Prévention et Contrôle des Biofilms
La prévention des biofilms repose sur une combinaison de bonnes pratiques d’hygiène, de nettoyage et de désinfection réguliers, ainsi que sur l’utilisation de matériaux de surface appropriés qui minimisent l’adhésion des microorganismes. Des protocoles de nettoyage et de désinfection efficaces doivent être établis et suivis rigoureusement et évalués régulièrement comme mentionné auparavant.
Les conditions et paramètres de production et du nettoyage en industrie agroalimentaire peuvent être plus ou moins difficiles, des températures élevées, les conditions chimiques, les contraintes mécaniques, fragilisant ainsi la surface des équipements et des polymères présents comme les joints et les rendent sensibles pour la formation des biofilms.

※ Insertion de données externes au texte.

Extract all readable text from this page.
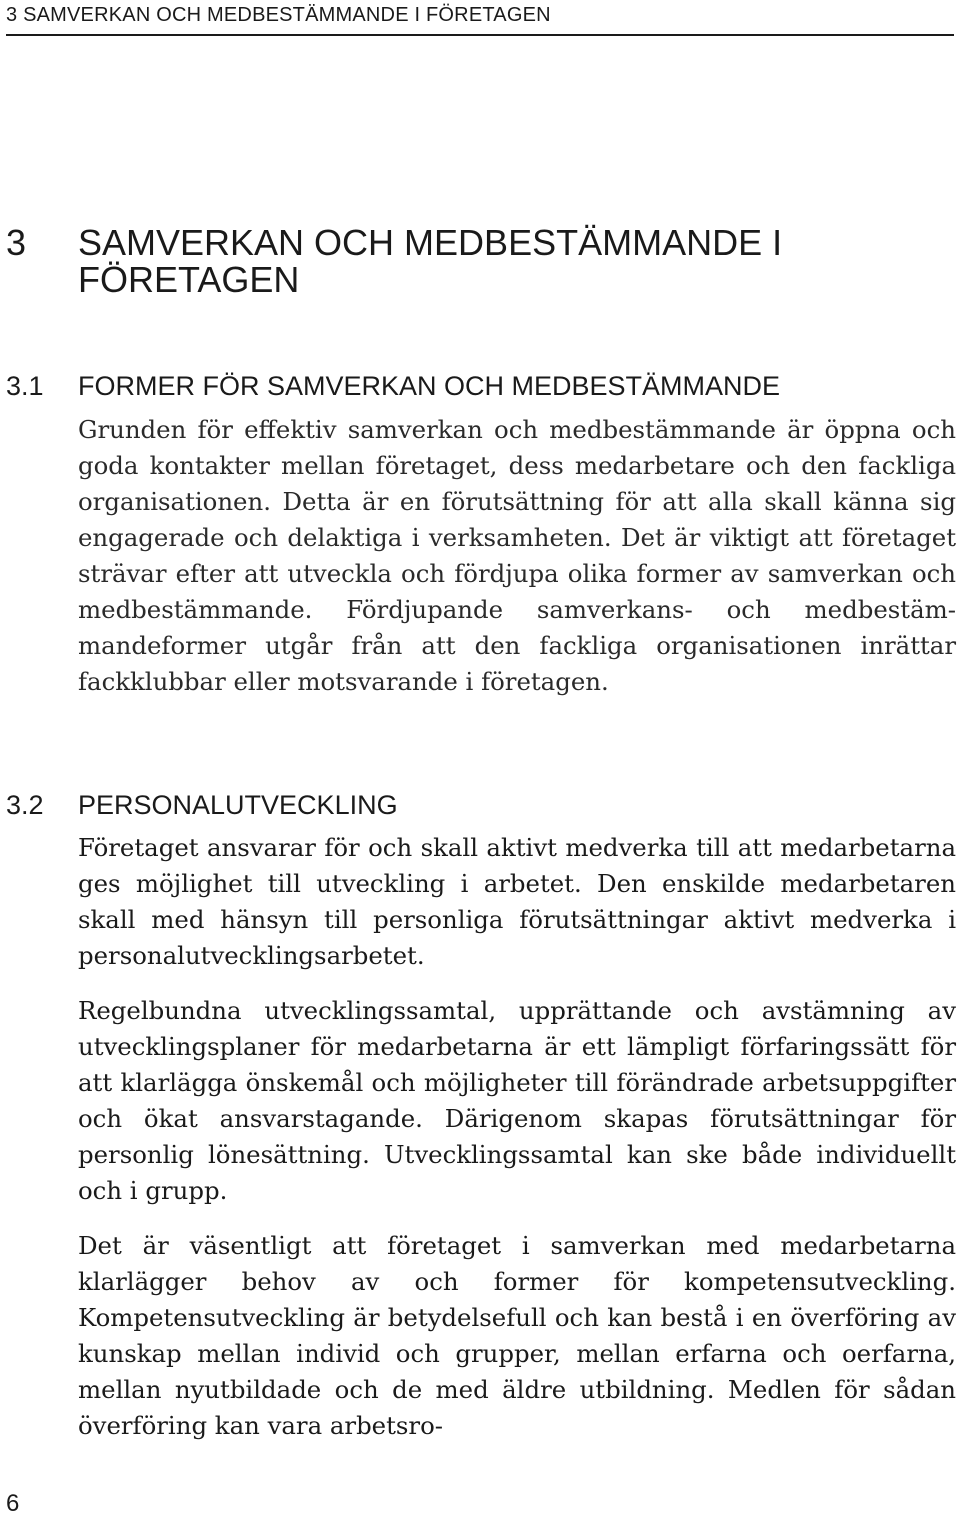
3 SAMVERKAN OCH MEDBESTÄMMANDE I FÖRETAGEN
3 SAMVERKAN OCH MEDBESTÄMMANDE I FÖRETAGEN
3.1 FORMER FÖR SAMVERKAN OCH MEDBESTÄMMANDE

Grunden för effektiv samverkan och medbestämmande är öppna och goda kontakter mellan företaget, dess medarbetare och den fackliga organisationen. Detta är en förutsättning för att alla skall känna sig engagerade och delaktiga i verksamheten. Det är viktigt att företaget strävar efter att utveckla och fördjupa olika former av samverkan och medbestämmande. Fördjupande samverkans- och medbestämmandeformer utgår från att den fackliga organisationen inrättar fackklubbar eller motsvarande i företagen.

3.2 PERSONALUTVECKLING

Företaget ansvarar för och skall aktivt medverka till att medarbetarna ges möjlighet till utveckling i arbetet. Den enskilde medarbetaren skall med hänsyn till personliga förutsättningar aktivt medverka i personalutvecklingsarbetet.

Regelbundna utvecklingssamtal, upprättande och avstämning av utvecklingsplaner för medarbetarna är ett lämpligt förfaringssätt för att klarlägga önskemål och möjligheter till förändrade arbetsuppgifter och ökat ansvarstagande. Därigenom skapas förutsättningar för personlig lönesättning. Utvecklingssamtal kan ske både individuellt och i grupp.

Det är väsentligt att företaget i samverkan med medarbetarna klarlägger behov av och former för kompetensutveckling. Kompetensutveckling är betydelsefull och kan bestå i en överföring av kunskap mellan individ och grupper, mellan erfarna och oerfarna, mellan nyutbildade och de med äldre utbildning. Medlen för sådan överföring kan vara arbetsro-

6
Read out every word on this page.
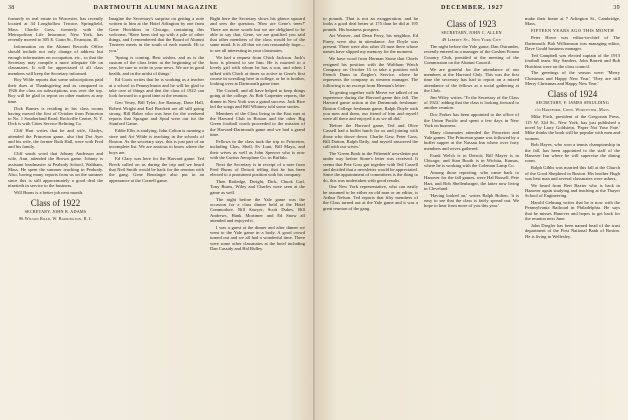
38	DARTMOUTH ALUMNI MAGAZINE

formerly in real estate in Worcester, has recently located at 34 Longhollow Terrace, Springfield, Mass. Charlie Goss, formerly with the Metropolitan Life Insurance, New York, has recently moved to 305 E. Crain St., Evanston, Ill.

Information on the Alumni Records Office should include not only change of address but enough information on occupation, etc., so that the Secretary may compile a more adequate file on classmates. It will be appreciated if all class members will keep the Secretary informed.

Roy Wilde reports that some subscriptions paid their dues at Thanksgiving and as compared to 1926 the class on subscriptions was over the top. Roy will be glad to report on other matters at any time.

Dick Barnes is residing in his class rooms having moved the first of October from Princeton to No. 1 Southerland Road, Rockville Centre, N. Y. Dick is with Cities Service Refining Co.

Cliff Hart writes that he and wife, Gladys, attended the Princeton game, also that Dot Ayer and his wife, the former Ruth Hall, were with Fred and his family.

Cliff sends word that Johnny Anderson and wife, Ann, attended the Brown game. Johnny is assistant headmaster at Peabody School, Waltham, Mass. He spent the summer teaching in Peabody. Also, having many reports from us on the summer since this is still approximately a good deal the ninetieth in service to the business.

Will Burns is a better job next month.

Class of 1922
SECRETARY, JOHN R. ADAMS
96 Wilson Road, W. Barrington, R. I.

Imagine the Secretary's surprise on getting a note written to him at the Hotel Arlington by one from Gene Hotchkiss in Chicago, containing this welcome, 'Have been tied up with a pile of other things, and I remembered that the Board of Alumni Trustees meets in the south of each month. Hi to you.'

'Spring is coming. Best wishes, and as is the custom of the class letter at the beginning of the year, be sure to write in your news. We are in good health, and in the midst of things.'

Ed Coots writes that he is working as a teacher at a school in Pennsylvania and he will be glad to take care of things and that the class of 1922 can look forward to a good time at the reunion.

Geo Vesey, Bill Tyler, Joe Ramsay, Dave Hall, Robert Wright and Earl Brackett are all still going strong. Bill Baker who was here for the weekend reports that Sprague and Spud were out for the Stanford Game.

Eddie Ellis is studying, John Colton is running a store and Art Wilde is teaching in the schools of Boston. As the secretary says, this is just part of an incomplete list. We are anxious to know where the boys are.

Ed Clary was here for the Harvard game. Ted Breck called on us during the trip and we heard that Neil Smith would be back for the reunion with the gang. Gene Benzinger also put in an appearance at the Cornell game.

Right here the Secretary slows his glance upward and sees the question, 'How are Gene's trees?' There are more words but we are delighted to be able to say that, Gene, we are gratified you said that other members of the class would be of the same mind. It is all that we can reasonably hope—to see all interesting in your classmates.

We had a request from Chick Jackson. Jack's boss is pleased to see him. He is married to a lovely girl with whom he has a son, and when I talked with Chick at times so active in Gene's first course in wrestling here in college, or he is brother, looking over at Dartmouth game time.

The Cornell, and all have helped to keep things going at the college. As Bob Carpenter reports, the dinner in New York was a grand success. Jack Rice led the songs and Bill Whitney told some stories.

Members of the Class living in the East met at the Harvard Club in Boston and the other Big Green football coach proceeded to the mission of the Harvard-Dartmouth game and we had a grand time.

Fellows in the class took the trip to Princeton, including Chas, Shell, Ev Lunt, Bill Mayo, and their wives as well as John Spencer who is now with the Curtiss Aeroplane Co. in Buffalo.

Next the Secretary is in receipt of a note from Fred Burns of Detroit telling that he has been elected to a prominent position with his company.

Then Rutledge, Dwight, Dick, Chuck Carl, Tony Burns, Wiley and Charles were seen at the game as well.

The night before the Yale game was the occasion for a class dinner held at the Hotel Commodore. Bill Sawyer, Scott Dukes, Bill Andrews, Hank Mortimer and Ed Snow all attended and enjoyed it.

I was a guest at the dinner and after dinner we went to the Yale game in a body. A good crowd turned out and we all had a wonderful time. There were some other classmates at the hotel including Dan Cassidy and Hal Ridley.

DECEMBER, 1927	39

to pounds. That is not an exaggeration, and he looks a good deal better at 175 than he did at 195 pounds. His business prospers.

Art Weaver, and Dean Ferry, his neighbor, Ed Furey, were also in attendance. Joe Doyle was present. There were also other 23 men there whose names have slipped my memory for the moment.

We have word from Herman Stone that Chiefs resigned his position with the Waltham Watch Company on October 15 to take a position with French Dunn in Ziegler's Service, where he represents the company as western manager. The following is an excerpt from Herman's letter:

'In getting together with Merve we talked of an experience during the Harvard game this fall. The Harvard game action at the Dartmouth freshman-Boston College freshman game, Ralph Doyle with you men and them, our friend of him and myself were all there and enjoyed it as we all did.'

'Before the Harvard game, Ted and Olive Cassell had a buffet lunch for us and joining with those who drove down. Charlie Gaw, Peter Goss, Bill Dutton, Ralph Daily, and myself answered the call with our wives.'

The 'Green Book in the Fifteenth' newsletter put under way before Stone's letter was received. It seems that Pete Goss got together with Ted Cassell and decided that a newsletter would be appreciated. Since the appointment of committees is the thing to do, this was undertaken with good results.

One New York representative, who can easily be assumed to be either an old man or an editor, is Arthur Nelson. Ted reports that fifty members of the Class turned out at the Yale game and it was a great reunion of the gang.

Class of 1923
SECRETARY, JOHN C. ALLEN
49 Liberty St., New York City

The night before the Yale game, Dan Ostrander, recently entered as a manager of the Goshen Forum Country Club, presided at the meeting of the Commission on the Alumni Council.

We are grateful for the attendance of our members at the Harvard Club. This was the first time the secretary has had to report on a mixed attendance of the fellows at a social gathering at the Club.

Jim Wiley writes: 'To the Secretary of the Class of 1923,' adding that the class is looking forward to another reunion.

Doc Parker has been appointed to the office of the Union Pacific and spent a few days in New York on business.

Many classmates attended the Princeton and Yale games. The Princeton game was followed by a buffet supper at the Nassau Inn where over forty members and wives gathered.

Frank Welch is in Detroit; Bill Mayer is in Chicago; and Stan Booth is in Wichita, Kansas, where he is working with the Coleman Lamp Co.

Among those reporting, who came back to Hanover for the fall games, were Hal Russell, Pete Hart, and Bob Shellenbarger, the latter now living in Cleveland.

'Having looked on,' writes Ralph Bolten, 'it is easy to see that the class is fairly spread out. We hope to hear from more of you this year.'

make their home at 7 Arlington St., Cambridge, Mass.

FIFTEEN YEARS AGO THIS MONTH

Peter Howe was editor-in-chief of The Dartmouth. Bob Williamson was managing editor, Dave Gould business manager.

Ted Campbell was elected captain of the 1913 football team. Sky Sanders, John Barrett and Bob Hutchins were on the class council.

The greetings of the season were: 'Merry Christmas and Happy New Year.' 'They are still Merry Christmas and Happy New Year.'

Class of 1924
SECRETARY, F. JAMES SPAULDING
c/o Hartford, Conn. Worcester, Mass.

Mike Fitch, president of the Gregorian Press, 115 W. 32d St., New York, has just published a novel by Larry Goldstein, 'Paper Not Your Fate.' Mike thinks the book will be popular with men and women.

Bob Hayes, who won a tennis championship in the fall, has been appointed to the staff of the Hanover Inn where he will supervise the dining room.

Ralph Gibbs was married this fall at the Church of the Good Shepherd in Boston. His brother Hugh was best man and several classmates were ushers.

We heard from Bert Baxter who is back in Hanover again studying and teaching at the Thayer School of Engineering.

Harold Gehrung writes that he is now with the Pennsylvania Railroad in Philadelphia. He says that he misses Hanover and hopes to get back for the reunion next June.

John Dregler has been named head of the trust department of the First National Bank of Boston. He is living in Wellesley.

D’où, l’importance d’un contrôle régulier des états de surface, d’une évaluation de la pertinence des paramètres des procédés et du nettoyage appliqués, et d’une maintenance rigoureuse des équipements et composants utilisés.
D’autres stratégies de prévention sont étudiées et visent à réduire les interactions susceptibles d’exister entre les microorganismes et la surface de l’équipement. Nous pouvons citer la modification de la surface des matériaux des équipements afin de leur conférer des propriétés fonctionnelles comme antiadhésives, bactériostatiques, ou autres. De plus, un contrôle de la typographie de la surface est primordial afin de respecter le caractère hygiénique lors de la conception des équipements. Dans certaines applications, une compréhension de l’écologie microbienne des environnements de production et l’installation ou le maintien des biofilms positifs permet de limiter la croissance de certains germes indésirables par des effets de compétition nutritionnelle ou par la production des molécules inhibitrices (Mariani et al., 2011).
La gestion des biofilms dans l’industrie agroalimentaire est cruciale pour garantir la qualité et la sécurité sanitaire des produits. En comprenant les différentes étapes de formation des biofilms et en mettant en place des stratégies de prévention depuis la phase de conception et pendant toute la durée de vie des installations de production, les entreprises peuvent minimiser les risques associés à ces communautés microbiennes. Une approche proactive et une analyse de risques doivent être effectuées pour chaque type de procédé et produit alimentaire. Des compromis doivent être trouvés par les acteurs de la filière agroalimentaire, entre le choix des technologies, les paramètres de procédé, le respect de l’environnement et la réduction de l’utilisation des ressources comme l’eau et les traitements thermiques, et en même temps garantir la sécurité sanitaire des aliments et la santé des consommateurs.